Kris enjoyed a smile at fond, if desperate, memories.
“I had a lot of help figuring out what went into those trunks,” Abby allowed.
“But you were the one that did it in the end.”
“I guess so. Oh, sorry I wasn’t there this morning to get a shot at that shooter.”
“Jack and I were hardly dressed for company,” Kris said, trying not to blush.
“Compromising positions do leave you open.”
“I wasn’t compromised. I was with my husband.”
“You managing?” was so vague a question that Kris needed time to think on it.
“I am,” Kris finally said. “And those that don’t like what I’m doing can take a long walk out a short airlock.”
“That’s the spirit.”
“So, are things as hard as Pipra says they are among the workers?”
“Maybe worse,” Abby said. “You and her can live in your own little world of charts and reports. I got to go out and talk to the worker bees. They got a problem, I get sent to see it in the flesh. I get to share their coffee breaks with them. I like this job. Get to meet lots of interesting people, people you’re driving mighty hard, Kris.”
Now it was Kris’s turn to make a pained face. “And if the bug-eyed monsters show up tomorrow?”
“We’ll be in trouble,” Abb
y admitted. “But if they don’t show for a couple of months, you might well be doing their job for them.”
Kris gave Abby the look she reserved for Commander Sampson and her ilk.
“No, I’m not talking mutiny or open rebellion. But I am talking folks who are dog tired and need a rest. Or folks that are nose up against the candy-shop window and feeling locked out. You’ve got so much change coming at these people that it’s a crapshoot as to where it all falls apart first, second, and last, Kris. You need to get out more.”
“The last time I was out of my bubble, I got shot at.”
“Yeah, but maybe if you’d been out of your bubble a month ago you’d have spotted this problem sooner and headed it off at the pass.”
Kris shrugged. “Not too long ago, I was chasing down Sampson, fighting the remnants of the bug-eyed monsters we beat the first time, and making friends with our fine feline friends.”
“So your problems have to stand in line, and some of them get pissed and cut to the front.”
“Cutting I don’t mind.
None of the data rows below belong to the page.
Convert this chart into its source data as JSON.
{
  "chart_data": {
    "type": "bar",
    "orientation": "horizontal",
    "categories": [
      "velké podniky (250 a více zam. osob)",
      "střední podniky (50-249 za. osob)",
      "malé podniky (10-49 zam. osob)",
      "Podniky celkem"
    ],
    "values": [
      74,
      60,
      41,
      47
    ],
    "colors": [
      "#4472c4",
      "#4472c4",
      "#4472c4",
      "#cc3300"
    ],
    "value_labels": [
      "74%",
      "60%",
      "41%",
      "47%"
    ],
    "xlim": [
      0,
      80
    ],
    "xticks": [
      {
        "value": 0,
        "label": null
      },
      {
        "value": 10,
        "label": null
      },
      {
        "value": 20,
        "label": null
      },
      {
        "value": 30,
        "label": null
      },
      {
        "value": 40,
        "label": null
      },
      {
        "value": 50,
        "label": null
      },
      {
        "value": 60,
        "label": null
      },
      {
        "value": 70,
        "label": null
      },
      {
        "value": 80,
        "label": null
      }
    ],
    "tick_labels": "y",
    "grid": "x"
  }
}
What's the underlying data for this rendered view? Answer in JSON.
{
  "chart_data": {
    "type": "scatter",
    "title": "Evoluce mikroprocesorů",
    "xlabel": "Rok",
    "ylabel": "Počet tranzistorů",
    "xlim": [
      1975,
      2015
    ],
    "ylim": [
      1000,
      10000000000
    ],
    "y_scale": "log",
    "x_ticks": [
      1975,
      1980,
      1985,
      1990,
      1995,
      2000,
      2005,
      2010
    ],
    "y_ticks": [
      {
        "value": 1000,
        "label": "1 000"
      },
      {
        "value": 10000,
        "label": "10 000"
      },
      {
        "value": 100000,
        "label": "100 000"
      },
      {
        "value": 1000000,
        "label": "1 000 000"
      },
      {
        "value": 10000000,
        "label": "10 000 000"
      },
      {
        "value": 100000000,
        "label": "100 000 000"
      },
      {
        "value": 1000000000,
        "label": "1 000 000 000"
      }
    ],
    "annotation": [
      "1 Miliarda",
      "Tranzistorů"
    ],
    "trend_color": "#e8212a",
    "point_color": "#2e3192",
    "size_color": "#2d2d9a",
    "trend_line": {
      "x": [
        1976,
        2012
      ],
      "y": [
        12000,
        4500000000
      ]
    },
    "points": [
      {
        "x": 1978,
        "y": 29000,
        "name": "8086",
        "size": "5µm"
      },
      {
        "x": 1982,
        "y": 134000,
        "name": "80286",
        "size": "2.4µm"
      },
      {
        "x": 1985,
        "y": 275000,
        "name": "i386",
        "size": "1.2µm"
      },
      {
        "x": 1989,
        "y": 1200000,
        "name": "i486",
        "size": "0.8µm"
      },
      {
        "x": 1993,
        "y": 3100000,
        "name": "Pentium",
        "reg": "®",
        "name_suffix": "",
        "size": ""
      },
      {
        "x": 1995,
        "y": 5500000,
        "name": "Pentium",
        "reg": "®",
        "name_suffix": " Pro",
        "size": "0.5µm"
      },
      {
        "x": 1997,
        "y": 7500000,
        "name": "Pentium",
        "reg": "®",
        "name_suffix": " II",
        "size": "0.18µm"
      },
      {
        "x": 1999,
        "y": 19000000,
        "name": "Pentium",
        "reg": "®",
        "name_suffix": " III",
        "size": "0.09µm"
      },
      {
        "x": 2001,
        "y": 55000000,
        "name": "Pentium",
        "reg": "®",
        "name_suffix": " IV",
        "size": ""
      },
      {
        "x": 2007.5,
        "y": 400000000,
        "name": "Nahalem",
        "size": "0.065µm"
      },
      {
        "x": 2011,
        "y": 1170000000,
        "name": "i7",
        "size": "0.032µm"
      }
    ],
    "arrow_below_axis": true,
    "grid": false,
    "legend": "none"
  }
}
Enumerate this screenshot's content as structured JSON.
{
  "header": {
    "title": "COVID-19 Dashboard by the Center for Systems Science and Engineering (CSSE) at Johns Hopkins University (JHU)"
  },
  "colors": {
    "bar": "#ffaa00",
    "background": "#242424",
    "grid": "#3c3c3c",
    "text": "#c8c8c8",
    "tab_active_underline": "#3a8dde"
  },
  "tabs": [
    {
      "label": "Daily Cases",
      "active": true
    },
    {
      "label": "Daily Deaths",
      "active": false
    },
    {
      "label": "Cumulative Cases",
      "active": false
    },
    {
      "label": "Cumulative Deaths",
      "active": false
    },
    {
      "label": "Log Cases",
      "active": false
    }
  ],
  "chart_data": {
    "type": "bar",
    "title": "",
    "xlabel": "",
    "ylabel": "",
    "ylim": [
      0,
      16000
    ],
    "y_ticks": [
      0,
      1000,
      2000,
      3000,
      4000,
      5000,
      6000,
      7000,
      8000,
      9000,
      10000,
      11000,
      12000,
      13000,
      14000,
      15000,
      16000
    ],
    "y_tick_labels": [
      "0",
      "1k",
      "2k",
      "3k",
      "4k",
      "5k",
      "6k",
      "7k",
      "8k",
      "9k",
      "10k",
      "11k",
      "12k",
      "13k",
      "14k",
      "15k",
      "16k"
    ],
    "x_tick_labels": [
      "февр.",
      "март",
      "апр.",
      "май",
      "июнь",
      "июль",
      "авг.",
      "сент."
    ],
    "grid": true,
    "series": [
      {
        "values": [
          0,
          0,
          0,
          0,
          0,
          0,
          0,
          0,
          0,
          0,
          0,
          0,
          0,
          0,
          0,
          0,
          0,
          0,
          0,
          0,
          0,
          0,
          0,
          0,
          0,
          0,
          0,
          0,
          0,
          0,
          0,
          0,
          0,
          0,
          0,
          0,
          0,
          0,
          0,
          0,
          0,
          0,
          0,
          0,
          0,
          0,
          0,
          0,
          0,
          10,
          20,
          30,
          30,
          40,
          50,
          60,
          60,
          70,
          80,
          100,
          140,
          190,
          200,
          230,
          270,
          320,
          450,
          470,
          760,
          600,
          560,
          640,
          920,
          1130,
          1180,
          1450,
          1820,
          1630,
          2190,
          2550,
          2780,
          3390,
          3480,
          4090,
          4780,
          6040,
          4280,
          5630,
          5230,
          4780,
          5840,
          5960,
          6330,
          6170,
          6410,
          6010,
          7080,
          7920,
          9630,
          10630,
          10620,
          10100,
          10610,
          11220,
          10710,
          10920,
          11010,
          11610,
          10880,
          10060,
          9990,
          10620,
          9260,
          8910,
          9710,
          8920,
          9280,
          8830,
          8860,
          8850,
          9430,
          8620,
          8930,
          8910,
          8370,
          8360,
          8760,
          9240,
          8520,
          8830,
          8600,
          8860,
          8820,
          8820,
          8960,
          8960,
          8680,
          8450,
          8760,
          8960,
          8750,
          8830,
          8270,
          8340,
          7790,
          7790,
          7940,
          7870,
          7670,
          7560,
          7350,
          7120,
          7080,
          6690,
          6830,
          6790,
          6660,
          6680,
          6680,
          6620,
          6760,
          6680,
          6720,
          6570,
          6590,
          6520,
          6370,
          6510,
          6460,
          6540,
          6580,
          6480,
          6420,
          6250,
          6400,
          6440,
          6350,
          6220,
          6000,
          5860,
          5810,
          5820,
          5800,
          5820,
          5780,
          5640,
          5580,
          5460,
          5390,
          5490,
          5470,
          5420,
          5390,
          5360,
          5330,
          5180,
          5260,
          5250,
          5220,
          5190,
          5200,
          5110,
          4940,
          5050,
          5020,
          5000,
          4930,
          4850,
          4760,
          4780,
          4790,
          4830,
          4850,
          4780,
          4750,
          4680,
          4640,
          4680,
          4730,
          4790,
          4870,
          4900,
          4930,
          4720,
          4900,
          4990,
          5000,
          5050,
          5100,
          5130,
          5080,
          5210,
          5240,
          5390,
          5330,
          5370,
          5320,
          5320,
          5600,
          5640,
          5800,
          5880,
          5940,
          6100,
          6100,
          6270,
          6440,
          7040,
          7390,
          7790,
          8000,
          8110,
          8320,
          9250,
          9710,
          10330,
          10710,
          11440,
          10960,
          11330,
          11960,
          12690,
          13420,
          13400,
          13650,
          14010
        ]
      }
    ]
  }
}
Shooting, that’s another matter,” Kris said with a dry chuckle.
“Yeah,” Abby agreed.
After a few quiet moments, Abby went one way to tell a production type that his latest change was boneheaded. Kris kept moving, smiling encouragement and doing her best not to get drawn into any of the arguments raging around the screens and tables. Any hope that all of these efforts would end in one harmonious plan was rapidly going up in smoke.
Kris found Admiral Furzah at her elbow.
“This is an interesting development,” she said.
“Interesting in what way to you?” Kris asked.
“Many of my people, not all, I assure you, and maybe fewer of late, but many of my people would have used the shooting incident to land the warriors. Your Marines. Land them and take control of the situation with force. You, instead, seek to calm the fire by feeding it. Interesting.”
“We have found that landing the Marines often has the effect of tossing gasoline on the fire. Instead of making it smaller, it makes it huge. Haven’t you found that out?”
“Yes, we have. That is why I say that fewer would do that of late. Even we warriors, at least we older, grayer warriors, have noticed that.”